Her spine stiffened and her chin lifted a fraction. “I don’t want your help. I never asked for your help. In any case, you could not hope to extricate me from my”—she cleared her throat—“situation.”
And there it was. She doubted his capacity to assist her. Cold seeped into him, as if the room’s temperature had dropped by twenty degrees. It would serve her right if he turned his back on her and left the chamber right now. He bloody well should.
Instead a bull-headed resolve to match hers reared up inside him. He could help her. He would prove it—to both of them.
“Start with why you’re lying about who you are.”
She groaned and slanted him a vexed glance. “You’re not going to let this go, are you?”
“Not a chance.”
“Very well.” She heaved a sigh. “If you must know, I lied on my employment application. After the death of my…” She broke off, pinching the bridge of her nose.
Gad, was she fighting tears? He hoped not, with every fiber of his being.
“Your husband?” he prodded.
She half nodded, half shook her head as if she wanted to move past a painful memory. No tears dampened her cheeks, thank God .
“…I discovered myself to be not only alone, but destitute.”
“Discovered, you say? You had no fore-knowledge of your depleted means?”
“None.”
“I see.”
A sardonic smile curved her lips. “A man in your position—”
“— My position?”
She waved a one graceful hand. “Being of the nobility.”
He rolled his eyes and carefully resumed his seat beside her. “Surely you recall I’m a mere mister. My brother and grandfather hold the titles. I’m a regular bloke.”
He sidelong glance proclaimed her unconvinced. “I’ll rephrase. A man of your background may or may not realize how few options exist for a female of no means on her own.
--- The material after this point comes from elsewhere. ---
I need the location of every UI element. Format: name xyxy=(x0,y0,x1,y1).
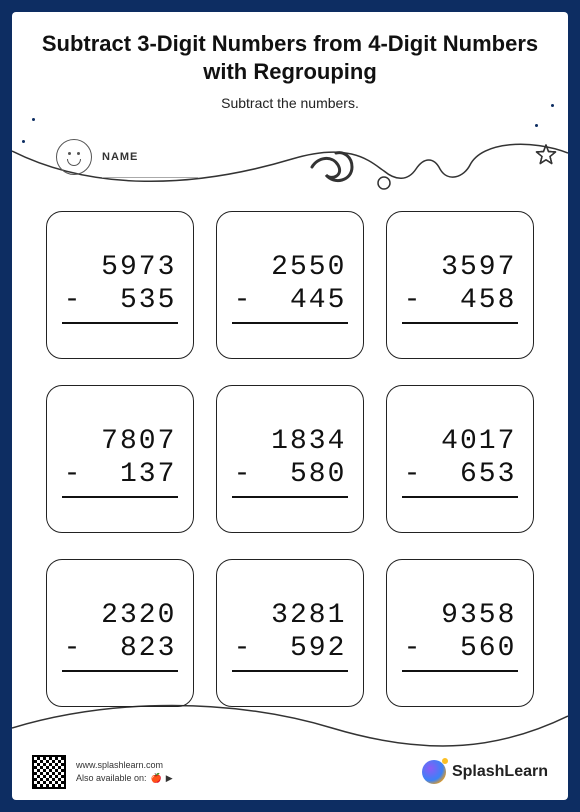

There’s marriage, there’s scant employment, and there’s the street.”
He arched a mocking brow. “I’m cognizant.” He propped his elbow on his knee. “One thing I am unable to fathom, however, is how you landed in such dismal circumstances. Surely your father left you an inheritance?”
Masters had been a man of some means, he recalled. When had he died? There was so much about her he didn’t know. He thirsted for every scrap of information.
She pressed her full lips together. “Father did leave me well off—hence Mr. Jones’ proposal.”
“You’re saying Jones married you for your inheritance, squandered it, then died? What sort of man did you marry?”
She fixed him with a hard stare, somehow giving the impression of looking down the length of her nose at him.
Touchy on the subject of her husband, then. “I apologize. Pray, continue. ”
She licked her lips. “I knew I must find a position quickly, or starve—or worse.”
He nodded once, taking her meaning all too well.
“My particular skills—knowledge in horticulture and the preparation of medicinal tinctures—didn’t lend themselves to procuring a post. In short, ready work could only be found as a ladies companion or governess—if one had references. I did not.”
Unable to sit still, he rose from the settee again, jammed his hands in his pockets, and stalked over the rich carpets in silence rather than cast further aspersion on her late husband.
To have left her penniless, without the decency of warning her of her impending doom?
What kind of scoundrel did that? And how had he done so without her knowledge?
Had he gambled away their resources? He knew that sort all too well. He’d been sired by one.
“What of your family? You said your father passed, but what of your mother? Surely you have relatives.”